T.C
ŞİŞLİ
11. ASLİYE CEZA MAHKEMESİ
DOSYA NO :2010/686
KARAR NO :2011/167
C.SAVCILIĞI ESAS NO :2006/12615
GEREKÇELİ KARAR
T Ü R K M İ L L E T İ A D I N A
HAKİM :
C.SAVCISI :
KATİP :
DAVACI :
KATILAN :
VEKİLİ :
SANIK :.
MÜDAFİİ :
SUÇ :Karşılıksız Çek Keşide Etme
SUÇ TARİHİ :28/08/2006
KARAR TARİHİ :11/02/2011
Mahkememize açılan davanın yapılan açık yargılamanın sonunda;
GEREĞİ DÜŞÜLDÜ :
Sanığın karşılıksız çek keşide ettiğinden bahisle hakkında kamu davası açılmış ve 3167 sayılı yasanın 6/1 maddesi gereğince çek yaprağı sayısınca cezalandırılması talep edilmiştir.

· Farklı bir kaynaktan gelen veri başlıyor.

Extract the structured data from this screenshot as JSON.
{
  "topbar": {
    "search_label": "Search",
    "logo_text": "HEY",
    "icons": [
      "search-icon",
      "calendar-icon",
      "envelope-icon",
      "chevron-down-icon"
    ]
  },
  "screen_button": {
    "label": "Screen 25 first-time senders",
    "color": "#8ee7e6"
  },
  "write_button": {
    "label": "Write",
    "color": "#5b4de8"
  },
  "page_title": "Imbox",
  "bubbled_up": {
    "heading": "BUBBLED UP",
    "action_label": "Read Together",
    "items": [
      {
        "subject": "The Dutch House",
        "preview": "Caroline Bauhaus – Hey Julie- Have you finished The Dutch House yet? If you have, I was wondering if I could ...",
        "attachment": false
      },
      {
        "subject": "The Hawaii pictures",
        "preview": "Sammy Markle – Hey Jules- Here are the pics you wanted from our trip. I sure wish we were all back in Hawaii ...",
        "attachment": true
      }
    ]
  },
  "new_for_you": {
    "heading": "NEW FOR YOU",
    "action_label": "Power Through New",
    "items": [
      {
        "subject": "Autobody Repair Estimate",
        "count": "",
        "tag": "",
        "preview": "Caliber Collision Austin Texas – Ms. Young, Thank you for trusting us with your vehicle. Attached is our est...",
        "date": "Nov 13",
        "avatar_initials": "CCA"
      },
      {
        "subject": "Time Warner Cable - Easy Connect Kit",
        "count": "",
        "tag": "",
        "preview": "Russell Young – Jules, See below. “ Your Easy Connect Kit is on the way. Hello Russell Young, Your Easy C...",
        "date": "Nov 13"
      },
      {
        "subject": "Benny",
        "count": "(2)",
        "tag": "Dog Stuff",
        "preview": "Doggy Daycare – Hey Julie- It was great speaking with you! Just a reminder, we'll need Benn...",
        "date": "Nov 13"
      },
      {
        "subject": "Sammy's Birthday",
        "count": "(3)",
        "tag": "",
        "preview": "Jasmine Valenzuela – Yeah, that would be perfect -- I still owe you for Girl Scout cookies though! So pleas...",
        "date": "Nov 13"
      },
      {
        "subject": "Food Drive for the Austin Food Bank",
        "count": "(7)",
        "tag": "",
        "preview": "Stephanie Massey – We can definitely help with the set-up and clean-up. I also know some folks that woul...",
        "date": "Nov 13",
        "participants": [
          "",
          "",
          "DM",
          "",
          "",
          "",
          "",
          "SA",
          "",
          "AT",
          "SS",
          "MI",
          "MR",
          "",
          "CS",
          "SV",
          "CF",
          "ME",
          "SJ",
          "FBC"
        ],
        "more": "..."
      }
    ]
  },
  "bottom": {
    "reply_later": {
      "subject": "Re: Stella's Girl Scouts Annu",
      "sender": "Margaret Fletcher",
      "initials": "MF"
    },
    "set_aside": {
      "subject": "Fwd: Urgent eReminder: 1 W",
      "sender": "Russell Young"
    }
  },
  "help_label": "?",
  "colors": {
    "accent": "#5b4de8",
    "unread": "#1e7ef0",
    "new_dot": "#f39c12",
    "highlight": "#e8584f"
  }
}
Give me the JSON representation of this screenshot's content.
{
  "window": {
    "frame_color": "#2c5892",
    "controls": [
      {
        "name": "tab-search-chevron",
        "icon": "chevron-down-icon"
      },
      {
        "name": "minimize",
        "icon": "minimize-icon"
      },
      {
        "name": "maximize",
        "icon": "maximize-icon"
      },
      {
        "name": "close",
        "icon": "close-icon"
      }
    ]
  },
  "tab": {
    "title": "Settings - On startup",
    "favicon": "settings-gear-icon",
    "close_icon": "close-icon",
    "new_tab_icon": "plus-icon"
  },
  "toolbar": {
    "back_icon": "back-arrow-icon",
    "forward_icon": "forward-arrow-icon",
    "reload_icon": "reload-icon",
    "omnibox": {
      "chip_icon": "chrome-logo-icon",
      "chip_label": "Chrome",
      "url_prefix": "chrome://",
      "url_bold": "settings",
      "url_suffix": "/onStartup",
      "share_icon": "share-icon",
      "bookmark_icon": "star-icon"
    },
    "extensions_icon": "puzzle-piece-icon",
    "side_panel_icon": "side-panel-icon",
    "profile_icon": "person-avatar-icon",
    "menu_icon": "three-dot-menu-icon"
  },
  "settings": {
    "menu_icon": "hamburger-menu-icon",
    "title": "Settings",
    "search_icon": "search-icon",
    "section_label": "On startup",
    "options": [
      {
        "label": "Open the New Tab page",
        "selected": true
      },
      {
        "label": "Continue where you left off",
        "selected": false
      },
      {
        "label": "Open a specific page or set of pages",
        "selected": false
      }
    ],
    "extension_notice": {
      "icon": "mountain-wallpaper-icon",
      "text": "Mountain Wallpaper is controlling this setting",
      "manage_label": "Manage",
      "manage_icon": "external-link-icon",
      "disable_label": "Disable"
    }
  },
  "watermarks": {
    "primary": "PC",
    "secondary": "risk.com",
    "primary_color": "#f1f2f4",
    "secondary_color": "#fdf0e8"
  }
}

Öncelikle 5237 sayılı yeni TCK’nın özel kanunlarla ilişkisini düzenleyen 5.maddesinde “Bu kanunun genel hükümlerinin,özel ceza kanunları ve ceza içeren kanunlardaki suçlar hakkında da uygulanacağı”hükme bağlanmıştır.TCK’nın Yürürlük ve Uygulama Şekli Hakkındaki 5252 sayılı yasayla değişik geçici 1.maddesinde ise “Diğer kanunların 5237 sayılı TCK’nın birinci kitabında (Genel Hükümler) yer alan düzenlemelere aykırı hükümlerin ilgili kanunlarda değişiklik yapılıncaya ve en geç 31.12.2008 tarihine kadar uygulanmasına devam edileceği” belirtmem suretiyle 3167 sayılı yasanın TCK’nın genel hükümlerine aykırılık içeren kısımları süreye tabi tutularak bu tarihten sonra aykırı düzenlemelerin artık uygulanmayacağı açıkça ifade edilmiştir.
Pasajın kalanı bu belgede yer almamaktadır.